Ik herken de signalen van de medewerkers waarmee de Inspectie heeft gesproken. De onzekerheid rondom de aanpak van de dalende behoefte aan capaciteit en de aantrekkende economie heeft geleid tot een versnelde uitstroom van personeel. Deze uitstroom is voor mij en voor DJI aanleiding geweest om in actie te komen, door onder andere een grootschalige wervingscampagne voor nieuw personeel te starten. Ik verwijs hiervoor naar het algemeen overleg met uw Kamer van 23 november 2017 en de brief van de toenmalige Staatssecretaris van Veiligheid en Justitie van 29 mei 2017.3 De werving heeft sinds 1 mei 2017 bijna 600 nieuwe medewerkers opgeleverd. Omdat medewerkers ook uitstromen wordt de wervingscampagne voortvarend voortgezet om nieuwe medewerkers binnen te blijven halen. Waar ondanks de ingezette wervingscampagne de dreiging bestond dat de balans tussen capaciteit, personele bezetting en veiligheid verstoord zou raken, is ingegrepen. Ik doel hierbij onder andere op de aan uw Kamer bij eerder genoemde brief van 29 mei 2017 gemelde maatregelen die DJI heeft getroffen voor de inrichtingen in Zoetermeer, Almere en Zaanstad. In laatstgenoemde brief is uw Kamer hierover nader geïnformeerd.

Daar waar de personele bezetting krap was of is, wordt personeel van de Dienst Vervoer en Ondersteuning of een externe partij ingehuurd om de veiligheid en personele balans te waarborgen. Deze medewerkers beschikken over een opleiding MBO-2 beveiliging en worden opgeleid als detentietoezichthouder en worden vaak geruime tijd ingezet bij DJI. Het betreft professionals die goed ingezet kunnen worden als complexbeveiliger binnen het gevangeniswezen. Het is evenwel voor geen enkele organisatie goed om (blijvend) zwaar te leunen op ingehuurde medewerkers. Vandaar ook de inzet van DJI om enerzijds meer nieuw eigen personeel te werven en anderzijds om samen met de bonden en de Centrale Ondernemingsraad (COR) te komen tot een convenant aangaande het werken aan een solide personeelsbeleid voor het reeds bestaande personeelsbestand. Over dit convenant heb ik uw Kamer bij brief van 28 november 2017 geïnformeerd.4

Ik ga in samenhang met de visie op het gevangeniswezen vóór de zomer in op de toekomstige omvang en inzet van celcapaciteit. Dit kan bijdragen aan het tegengaan van personele krapte. Ik vind het daarnaast belangrijk om het personeel van DJI duidelijkheid te bieden over hun toekomst. Voorkomen moet worden dat personeel uit onzekerheid een andere baan zoekt.

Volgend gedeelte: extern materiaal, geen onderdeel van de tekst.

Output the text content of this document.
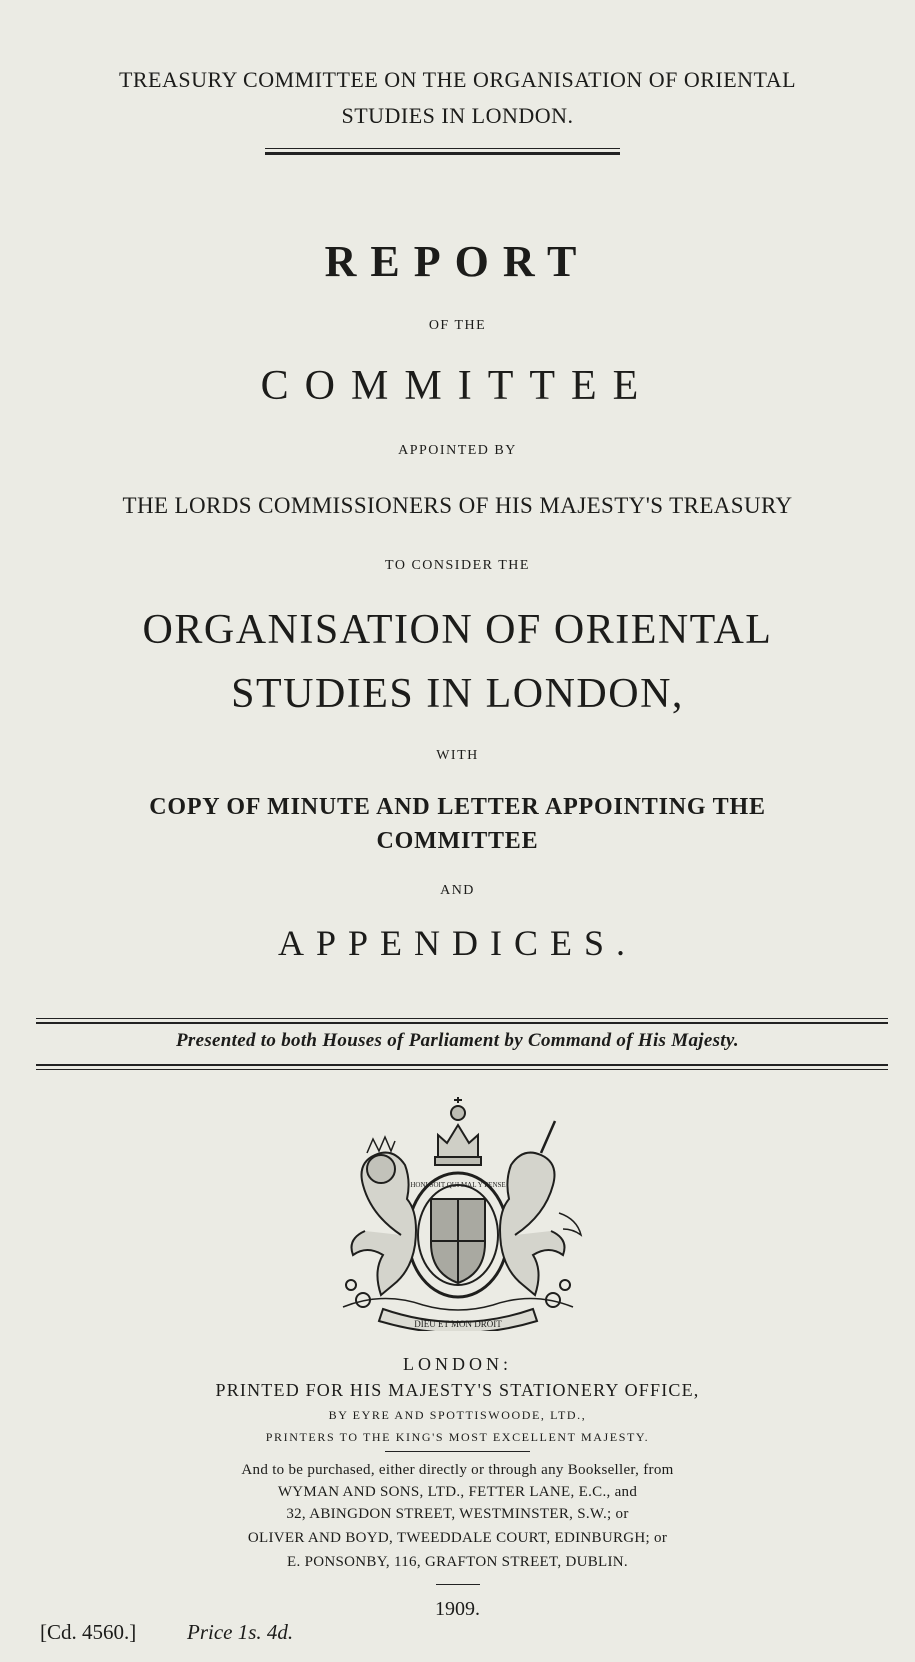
TREASURY COMMITTEE ON THE ORGANISATION OF ORIENTAL
STUDIES IN LONDON.
REPORT
OF THE
COMMITTEE
APPOINTED BY
THE LORDS COMMISSIONERS OF HIS MAJESTY'S TREASURY
TO CONSIDER THE
ORGANISATION OF ORIENTAL
STUDIES IN LONDON,
WITH
COPY OF MINUTE AND LETTER APPOINTING THE
COMMITTEE
AND
APPENDICES.
Presented to both Houses of Parliament by Command of His Majesty.
HONI SOIT QUI MAL Y PENSE
DIEU ET MON DROIT
LONDON:
PRINTED FOR HIS MAJESTY'S STATIONERY OFFICE,
BY EYRE AND SPOTTISWOODE, LTD.,
PRINTERS TO THE KING'S MOST EXCELLENT MAJESTY.
And to be purchased, either directly or through any Bookseller, from
WYMAN AND SONS, LTD., FETTER LANE, E.C., and
32, ABINGDON STREET, WESTMINSTER, S.W.; or
OLIVER AND BOYD, TWEEDDALE COURT, EDINBURGH; or
E. PONSONBY, 116, GRAFTON STREET, DUBLIN.
1909.
[Cd. 4560.] Price 1s. 4d.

Reactie op de aanbevelingen

De Inspectie heeft in haar rapport zes aanbevelingen gedaan. Hieronder zal ik nader ingaan op deze aanbevelingen.

  • 1. De Inspectie beveelt DJI aan op korte termijn personele maatregelen te nemen om in de zes onderzochte inrichtingen de door de Inspectie gesignaleerde risico’s te minimaliseren.

  • 2. Op basis van de uitkomsten van de zes onderzochte inrichtingen heeft de Inspectie gerede zorg dat de geschetste problematiek zich ook in de andere inrichtingen van het gevangeniswezen voordoet. Om die reden beveelt de Inspectie DJI aan om de overige inrichtingen op de risico’s ten aanzien van personeel, veiligheid en omgang met gedetineerden te screenen.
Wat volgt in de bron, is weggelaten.